The musicians I worked with in the studio were people I knew from my school or met during freelance work, etc. Jesse Bielenberg played a lot of the instrumental parts, he’s in this great experimental band called Alto Palo. Jacob Blumberg mixed and mastered the record. He’s always been a big part of my work to this point; he definitely flies under the radar but he has mixed for Arca and other notable artists. My boyfriend, Mitchell Todorov, did a bit of ghost guitar playing here and there.Other instrumentalists include Aaron Rourke who played sax and clarinet; and Eric Read on drums.
Been listening to a lot of The Cure. Robert Smith as a person I really like, just watching interviews of him and seeing the way he thinks.Early Sade too – she is such a divine role model for me.I love the sonic landscape of butt techno, the textures and sound palette he chooses.I’m girl crushing on Kedr Livanskiy.
Recently, I’ve been working on a few composing side gigs, but most of my time has been spent developing the live set and playing shows for this record.

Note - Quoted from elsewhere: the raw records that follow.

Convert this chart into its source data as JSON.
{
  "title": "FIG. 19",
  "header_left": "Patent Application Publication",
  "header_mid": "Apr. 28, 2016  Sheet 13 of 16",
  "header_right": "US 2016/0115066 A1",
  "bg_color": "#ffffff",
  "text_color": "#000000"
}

I like to read and be in nature when I can.I find myself going into weird holes of the internet a lot, usually about AI, the nature of reality, psychology, etc. – it can get dark real fast.I am currently reading “Becoming Supernatural” by Joe Dispenza which has interesting insights on how your brain and thoughts can program your reality.
2019 is a big healing year for me. I want to get out of old thought patterns and behaviors that hold me back, it’s about taking risks and growth, of being out of my comfort zone. I definitely want to throw myself more into the energy of the city, socialize and meet lots of new people after this period of being isolated writing this record. I’d like to play a lot more shows, and then infuse the inspiration I get from being social into what I make next.
I can’t pick a favorite food! I’ve always loved pho or a great Chinese dim sum where you can spin the glass table around. I have my favorite Toronto spots I’m excited to go back to when I visit – The Dynasty and Hanoi 3 Seasons, Kingyo is also so good. In NYC I love Xian Famous Foods, especially the spicy cumin lamb noodles.